Wednesday, April 12

Such a Worm!

If you remember, the second question in Monday's post, That's a Good Question, was about a change in the hymn book used at my church to the words of Isaac Watt's hymn Alas! And Did My Saviour Bleed, specifically the removal of the phrase such a worm as I, replacing it with sinners such as I. Since then I've found out that some versions of this song don't even mention sin at all, but have replaced the worm phrase with such a one as I.

I'd suspected that the motive behind the change might be theological, since the very first time I experienced someone changing these words was in Bible college, when the student leading the singing in the chapel service had us change those particular words because he objected to the picture of humankind that the worm image painted. This particular student was big on self-esteem, and the problems - at least as he saw it - that a lack of self-esteem created in individuals within the Christian community.

Chris's comment on that first post, with his mention of the term worm theology, helped confirm my suspicion. It was a term that I was unfamiliar with, but a Google search revealed that worm theology is a derogatory term used for Calvinism in general, and the doctrine of total depravity specifically. I found a Missouri Synod Lutheran article bemoaning the removal of any statements referrencing "the 'corrupted-nature' language of Luther and the Formula of Concord" from new Lutheran liturgy. This change, says the author .
..was undoubtedly influenced by critiques caricaturing this as "worm theology," but the point of the older liturgies was to acknowledge not only that we have sinned but that we are sinners.
Chris also notes that our hymnal (Yes, Chris goes to the same church as I do.) is a Mennonite hymal. Conservative Mennonites believe that human beings inherited a tendency toward sin as a result of the fall, but that Christ's death removed the guilt of Adam from the account of every person, so that every person stands justified before God with respect to the guilt of Adam. Therefore, human beings are not born under condemnation, but are only condemned for their personal sin.
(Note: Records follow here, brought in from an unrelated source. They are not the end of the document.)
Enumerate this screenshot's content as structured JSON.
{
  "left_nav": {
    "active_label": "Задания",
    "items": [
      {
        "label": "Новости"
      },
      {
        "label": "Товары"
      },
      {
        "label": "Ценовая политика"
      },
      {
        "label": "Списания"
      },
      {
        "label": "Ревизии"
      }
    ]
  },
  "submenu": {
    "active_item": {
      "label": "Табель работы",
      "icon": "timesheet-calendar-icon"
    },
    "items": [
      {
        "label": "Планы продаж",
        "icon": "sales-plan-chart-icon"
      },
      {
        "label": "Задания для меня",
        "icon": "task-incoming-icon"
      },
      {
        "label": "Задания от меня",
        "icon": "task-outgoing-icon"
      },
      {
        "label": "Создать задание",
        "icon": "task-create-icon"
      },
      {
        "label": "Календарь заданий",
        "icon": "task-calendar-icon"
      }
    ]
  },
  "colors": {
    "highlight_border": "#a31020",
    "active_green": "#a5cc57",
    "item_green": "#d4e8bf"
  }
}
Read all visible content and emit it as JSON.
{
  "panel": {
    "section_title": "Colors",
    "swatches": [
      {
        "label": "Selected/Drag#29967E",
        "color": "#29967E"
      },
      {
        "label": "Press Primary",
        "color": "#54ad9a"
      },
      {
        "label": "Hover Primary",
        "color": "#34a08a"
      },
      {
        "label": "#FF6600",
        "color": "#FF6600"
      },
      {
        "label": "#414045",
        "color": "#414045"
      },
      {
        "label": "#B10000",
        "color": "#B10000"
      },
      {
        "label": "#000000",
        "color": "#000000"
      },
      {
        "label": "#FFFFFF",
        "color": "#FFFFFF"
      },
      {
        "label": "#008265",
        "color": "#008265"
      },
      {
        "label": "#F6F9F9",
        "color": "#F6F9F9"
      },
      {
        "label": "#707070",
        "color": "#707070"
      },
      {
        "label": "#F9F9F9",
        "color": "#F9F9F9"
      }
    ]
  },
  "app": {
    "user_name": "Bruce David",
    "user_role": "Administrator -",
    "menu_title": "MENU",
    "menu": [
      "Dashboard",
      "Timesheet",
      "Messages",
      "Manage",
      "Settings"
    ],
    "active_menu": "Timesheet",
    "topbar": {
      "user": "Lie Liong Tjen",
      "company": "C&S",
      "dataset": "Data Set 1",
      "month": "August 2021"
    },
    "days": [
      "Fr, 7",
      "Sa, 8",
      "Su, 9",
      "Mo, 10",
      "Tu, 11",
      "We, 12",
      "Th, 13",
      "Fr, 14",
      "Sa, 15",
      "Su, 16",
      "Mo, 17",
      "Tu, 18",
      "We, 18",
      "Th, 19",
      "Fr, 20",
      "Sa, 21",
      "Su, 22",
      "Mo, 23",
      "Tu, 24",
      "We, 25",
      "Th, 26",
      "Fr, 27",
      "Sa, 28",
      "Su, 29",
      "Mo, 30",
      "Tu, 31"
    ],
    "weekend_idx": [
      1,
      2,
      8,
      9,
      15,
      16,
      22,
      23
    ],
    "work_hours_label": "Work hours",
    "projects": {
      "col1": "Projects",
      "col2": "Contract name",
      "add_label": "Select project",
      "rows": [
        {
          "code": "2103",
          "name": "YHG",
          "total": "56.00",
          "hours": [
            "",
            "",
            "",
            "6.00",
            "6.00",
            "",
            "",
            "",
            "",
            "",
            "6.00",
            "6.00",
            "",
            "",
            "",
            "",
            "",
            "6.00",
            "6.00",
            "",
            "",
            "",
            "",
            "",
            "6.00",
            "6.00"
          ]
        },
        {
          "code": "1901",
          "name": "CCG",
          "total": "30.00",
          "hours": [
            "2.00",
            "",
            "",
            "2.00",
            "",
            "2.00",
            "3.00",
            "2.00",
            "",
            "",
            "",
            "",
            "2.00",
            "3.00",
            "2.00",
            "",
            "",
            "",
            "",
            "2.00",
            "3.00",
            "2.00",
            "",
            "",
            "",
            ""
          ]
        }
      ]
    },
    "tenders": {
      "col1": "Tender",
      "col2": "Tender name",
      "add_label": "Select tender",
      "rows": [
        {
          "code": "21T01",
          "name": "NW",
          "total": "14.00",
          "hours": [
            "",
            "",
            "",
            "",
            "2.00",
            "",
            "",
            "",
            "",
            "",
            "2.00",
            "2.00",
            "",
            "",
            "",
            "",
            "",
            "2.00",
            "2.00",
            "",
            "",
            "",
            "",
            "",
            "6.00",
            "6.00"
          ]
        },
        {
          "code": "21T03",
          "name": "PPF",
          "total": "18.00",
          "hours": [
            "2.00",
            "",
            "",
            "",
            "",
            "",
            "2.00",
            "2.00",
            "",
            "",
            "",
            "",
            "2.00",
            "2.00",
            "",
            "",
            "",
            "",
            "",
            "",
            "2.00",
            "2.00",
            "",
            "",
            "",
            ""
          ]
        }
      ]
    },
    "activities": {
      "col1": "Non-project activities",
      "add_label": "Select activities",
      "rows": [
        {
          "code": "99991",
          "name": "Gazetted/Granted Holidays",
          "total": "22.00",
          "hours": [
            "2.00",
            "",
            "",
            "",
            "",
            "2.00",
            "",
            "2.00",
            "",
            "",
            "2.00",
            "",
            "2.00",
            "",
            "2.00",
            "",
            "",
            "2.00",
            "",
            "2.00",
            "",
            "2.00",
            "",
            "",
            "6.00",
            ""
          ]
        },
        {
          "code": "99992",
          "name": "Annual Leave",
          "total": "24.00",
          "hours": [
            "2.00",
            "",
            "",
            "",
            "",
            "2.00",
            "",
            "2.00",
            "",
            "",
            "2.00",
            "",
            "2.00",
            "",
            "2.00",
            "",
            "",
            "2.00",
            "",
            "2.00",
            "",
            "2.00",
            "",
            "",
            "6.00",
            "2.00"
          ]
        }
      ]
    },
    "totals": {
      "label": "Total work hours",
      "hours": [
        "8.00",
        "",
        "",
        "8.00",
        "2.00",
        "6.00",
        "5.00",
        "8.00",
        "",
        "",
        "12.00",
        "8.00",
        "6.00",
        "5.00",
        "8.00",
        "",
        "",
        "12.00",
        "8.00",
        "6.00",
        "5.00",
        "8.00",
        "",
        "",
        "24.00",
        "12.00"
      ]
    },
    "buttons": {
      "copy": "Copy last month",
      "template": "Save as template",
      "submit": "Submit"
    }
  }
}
Babies, according to Mennonite belief, are born with right standing before God, and only lose their standing when they first knowingly do something they shouldn't. So it is possible that the belief that we are all born uncondemned may have played a role in the removal of the phrase such a worm as I from our hymnal.

Whatever you think of worm theology, you can't get around the fact that the Bible itself uses the image of a worm in reference to human beings in several places, for instance Job 25: 4-6, Isaiah 41:14, and Psalm 22:6. The image isn't used to deny our value as beings made in God's image, but rather to show that in comparison to God, who is righteous, perfect, eternal, and all-powerful, etc, we are like insignificant worms.

Isaac Watts uses this scriptural image to paint a similar picture in Alas! And Did My Saviour Bleed. In comparison to the infinite value and perfection of the Sacred Head, we are such worms! And yet, in the glorious act of God's Son that we will remember especially on this upcoming Friday, the Sacred Head was devoted - my Sovereign bled and died - for such a worm.